| name | devx:restart |
| description | [Claude Code Only] Resume the previous in-progress task after an interruption — either an API error (socket disconnect, service flake, OOM, etc.) or the user pressing ESC because the turn was running too long — without losing context. Use when the user runs /devx:restart, /devx-restart, or asks "다시 작업해", "이어서 해줘", "끊긴 데서 재개", "API 에러 복구", "15분 이상 걸려서 ESC 눌렀어", "작업이 너무 커서 중단했어", "oversized turn interrupted by user ESC". Identifies the in_progress TodoList item, breaks the next step into single-tool-call chunks, and delegates large reads/searches to subagents (Explore / general-purpose) so the main context stays small. Does NOT re-invoke a process skill (brainstorming / TDD / debugging) that already produced output earlier in the conversation — it resumes from the implementation step they led to. Accepts `-h`/`--help`/`help` to print usage. |
| allowed-tools | Bash, Read, Edit, Write, Grep, Agent, TaskList, TaskUpdate |
devx:restart — Resume After API Error
Help
If arg #1 is -h, --help, or help, read references/help.md and output
its content verbatim, then stop. No tool calls beyond that read.
Role
The user invokes this when their previous work was interrupted — typically by
an API Error: socket connection was closed unexpectedly or similar
service-side flake, or by the user pressing ESC because the turn was running
too long (e.g. a 15+ minute action that grew larger than expected). Pick up
where the prior turn left off, but do it in smaller chunks so the next
failure costs less. Stay in the current session; don't ask the user to
start over.
Step 1: Identify the Resume Target
Use TaskList to read the current todo list. Pick the resume target by this
precedence:
- The single
in_progress task — that is exactly where the prior turn died.
- If no
in_progress, the first pending task in order.
- If both are empty, ask the user one short line:
재개할 작업이 분명하지 않습니다. 어디서 이어가면 될까요? and stop.
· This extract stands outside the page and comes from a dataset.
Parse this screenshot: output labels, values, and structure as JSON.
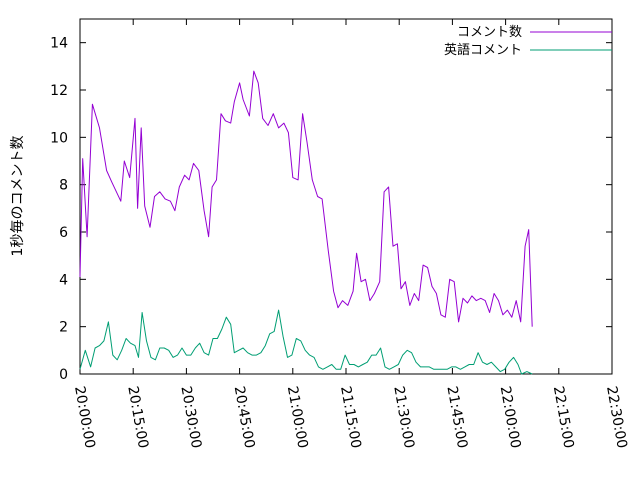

Do not re-invoke a process skill (superpowers:brainstorming,
superpowers:test-driven-development, superpowers:systematic-debugging,
etc.) just because it appeared earlier — its output is already in the
conversation. Resume from the implementation/edit step those skills led to.
Step 2: Announce + Plan Smaller Steps
Print one line so the user sees what you picked up:
재개: <task subject> — 작은 단위로 쪼개서 진행합니다.
Read references/chunking-rules.md for 1-tool-call splitting rules and
subagent delegation thresholds.
Mark the task in_progress with TaskUpdate if it isn't already.
Step 3: Delegate Large Outputs
Per the thresholds in references/chunking-rules.md, large outputs
(broad search, full-repo find, multi-file conformance checks) MUST go
through a subagent. Brief it with the resume target and cap the response
at ~200 words so the main context stays lean.
Step 4: Execute, Then Hand Back
Run the chunked steps. After each step:
- Update the TodoList (
TaskUpdate → completed or new in_progress).
- Emit one short user-facing line about what just landed.
When the originally-interrupted task is done, hand control back to whatever
flow the user was in (e.g. continue gh:issue-flow's next sub-step). Do
NOT silently return to idle without saying which step is next.
Constraints
- Never re-run a process skill that already produced output earlier in the
conversation — read its result from context instead.
- Never batch tool calls "to be efficient" inside this skill; the whole
premise is that the previous batch died mid-way.
- Never modify TodoList task subjects — only status. The user wrote the
subjects; rewriting them loses intent.
- Never silently skip the announce line in Step 2 — the user needs to see
what you picked up so they can correct it cheaply if it's wrong.
- Never invoke this skill from inside another skill. It is user-triggered
recovery, not a programmable building block.